Tuesday, January 3, 2023

Thought of the Day

I went to the doctor’s the other day and he said, “Looks like you’ve got the big C.” I said, “What? Cobbler??” He told me to get out.

Monday, January 2, 2023

Thought of the Day

I think they should bring back public stonings. Not that I’m a fan of capital punishment or anything. I just think it’d be a good way to get an aerobic workout.

Friday, December 23, 2022

Thought of the Day

I took up crocheting a few months ago, and I’m really getting the hang of it. In fact, I can make just about anything now. Quilts, slippers, potholders – you name it. You want to know how to make a tea cozy? That’s easy. Give it a scarf for Christmas.

Thursday, December 22, 2022

Thought of the Day

Back in college, I used to give my dog Sparky a little weed now and then. I can’t say I’m real proud of myself.
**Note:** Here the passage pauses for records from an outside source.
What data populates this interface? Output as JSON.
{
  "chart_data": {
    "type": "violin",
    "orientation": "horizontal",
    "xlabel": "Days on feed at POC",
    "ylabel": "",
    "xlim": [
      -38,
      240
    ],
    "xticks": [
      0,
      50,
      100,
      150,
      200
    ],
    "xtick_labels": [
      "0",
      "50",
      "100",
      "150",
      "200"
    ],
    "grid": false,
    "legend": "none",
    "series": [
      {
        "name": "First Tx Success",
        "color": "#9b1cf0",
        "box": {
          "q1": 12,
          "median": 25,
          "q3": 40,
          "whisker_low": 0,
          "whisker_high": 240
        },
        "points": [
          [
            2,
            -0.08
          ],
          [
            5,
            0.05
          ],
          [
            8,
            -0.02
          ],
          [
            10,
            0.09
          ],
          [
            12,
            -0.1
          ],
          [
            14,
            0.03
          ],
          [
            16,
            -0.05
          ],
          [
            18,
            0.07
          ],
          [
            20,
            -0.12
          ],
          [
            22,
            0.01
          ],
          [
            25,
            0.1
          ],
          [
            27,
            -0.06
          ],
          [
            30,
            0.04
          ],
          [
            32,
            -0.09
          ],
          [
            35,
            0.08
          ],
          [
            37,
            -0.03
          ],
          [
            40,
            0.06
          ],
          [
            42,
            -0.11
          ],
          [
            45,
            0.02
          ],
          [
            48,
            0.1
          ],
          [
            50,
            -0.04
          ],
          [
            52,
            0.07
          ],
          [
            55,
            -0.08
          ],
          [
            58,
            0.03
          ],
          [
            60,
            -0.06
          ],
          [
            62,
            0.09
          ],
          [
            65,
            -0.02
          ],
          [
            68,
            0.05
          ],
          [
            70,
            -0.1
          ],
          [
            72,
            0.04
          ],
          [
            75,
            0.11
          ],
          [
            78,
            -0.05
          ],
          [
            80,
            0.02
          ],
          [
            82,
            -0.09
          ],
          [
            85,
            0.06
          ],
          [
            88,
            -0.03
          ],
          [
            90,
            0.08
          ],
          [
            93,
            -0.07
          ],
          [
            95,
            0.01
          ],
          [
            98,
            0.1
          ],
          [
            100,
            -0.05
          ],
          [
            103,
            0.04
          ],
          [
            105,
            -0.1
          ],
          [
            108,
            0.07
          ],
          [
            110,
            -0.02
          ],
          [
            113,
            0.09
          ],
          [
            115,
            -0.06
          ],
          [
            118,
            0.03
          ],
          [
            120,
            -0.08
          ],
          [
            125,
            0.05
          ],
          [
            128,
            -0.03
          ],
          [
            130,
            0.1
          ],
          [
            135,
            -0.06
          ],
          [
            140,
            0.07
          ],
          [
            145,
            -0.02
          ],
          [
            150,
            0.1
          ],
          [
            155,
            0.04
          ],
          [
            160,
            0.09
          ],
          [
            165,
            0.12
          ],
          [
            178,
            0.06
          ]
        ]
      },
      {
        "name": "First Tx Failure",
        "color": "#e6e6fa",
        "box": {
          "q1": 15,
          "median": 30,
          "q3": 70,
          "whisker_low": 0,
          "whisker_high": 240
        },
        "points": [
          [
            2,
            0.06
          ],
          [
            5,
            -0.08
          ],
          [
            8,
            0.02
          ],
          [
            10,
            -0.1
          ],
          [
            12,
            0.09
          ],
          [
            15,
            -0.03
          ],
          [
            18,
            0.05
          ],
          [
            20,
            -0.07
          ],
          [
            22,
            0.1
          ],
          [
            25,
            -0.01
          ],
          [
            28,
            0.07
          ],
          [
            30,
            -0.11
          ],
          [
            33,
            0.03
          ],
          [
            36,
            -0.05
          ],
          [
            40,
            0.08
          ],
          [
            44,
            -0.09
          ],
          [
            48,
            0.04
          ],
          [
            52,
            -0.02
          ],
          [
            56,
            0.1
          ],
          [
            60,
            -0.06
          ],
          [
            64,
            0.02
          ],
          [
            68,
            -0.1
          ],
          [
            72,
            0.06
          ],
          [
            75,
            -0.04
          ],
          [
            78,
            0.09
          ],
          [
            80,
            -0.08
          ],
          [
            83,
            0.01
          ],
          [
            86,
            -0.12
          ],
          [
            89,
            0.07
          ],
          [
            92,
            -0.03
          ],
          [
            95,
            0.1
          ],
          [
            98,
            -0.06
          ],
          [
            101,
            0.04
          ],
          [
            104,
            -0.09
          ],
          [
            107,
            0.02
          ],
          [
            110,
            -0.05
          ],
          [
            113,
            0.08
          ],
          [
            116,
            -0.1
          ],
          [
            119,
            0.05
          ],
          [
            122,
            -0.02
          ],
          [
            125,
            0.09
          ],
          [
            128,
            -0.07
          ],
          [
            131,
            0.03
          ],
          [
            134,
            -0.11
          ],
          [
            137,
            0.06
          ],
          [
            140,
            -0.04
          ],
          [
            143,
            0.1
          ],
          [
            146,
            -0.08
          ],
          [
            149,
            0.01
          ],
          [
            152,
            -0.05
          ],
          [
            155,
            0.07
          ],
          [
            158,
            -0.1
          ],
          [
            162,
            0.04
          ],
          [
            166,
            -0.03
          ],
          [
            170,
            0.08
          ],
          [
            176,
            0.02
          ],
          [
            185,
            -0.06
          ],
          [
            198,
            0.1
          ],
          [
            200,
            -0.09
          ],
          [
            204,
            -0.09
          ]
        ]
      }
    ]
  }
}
These days, Sparky’s out on tour with The Grateful Dead.

Wednesday, December 21, 2022

Thought of the Day

If Captain America’s shield is so indestructible, why didn’t the military make him an entire suit instead?

Tuesday, December 20, 2022

Thought of the Day

I think I’d like to try skydiving some day. If I wasn’t so allergic to dying.

Monday, December 19, 2022

Thought of the Day

I noticed a guy wearing shorts and sandals the other day – in zero-degree weather. I guess he didn’t hear about the latest invention. It’s called pants.

Friday, December 16, 2022

Thought of the Day

When Jimmy Doohan – the actor who played "Scotty" on TV’s Star Trek – died, he apparently had his ashes shot into space. I wouldn’t call that a burial myself. I’d call that typecasting.

Thursday, December 15, 2022

Thought of the Day

Some people want to be the straw that stirs the drink. I’d rather be the one who owns the straw.

Wednesday, December 14, 2022

Thought of the Day

Here’s a helpful tip… If you move to Tokyo, and happen to get attacked by Godzilla, I wouldn’t get too worked up about it. It’s probably just a guy in a big rubber suit.

Tuesday, December 13, 2022

Thought of the Day

I was talking to a fish at a party the other day. So I asked him where he lived. He said, “In the water, dumbass.”

Monday, December 12, 2022

Thought of the Day

It’s funny how time keeps slipping away. I think I’ll have to invest in some Velcro.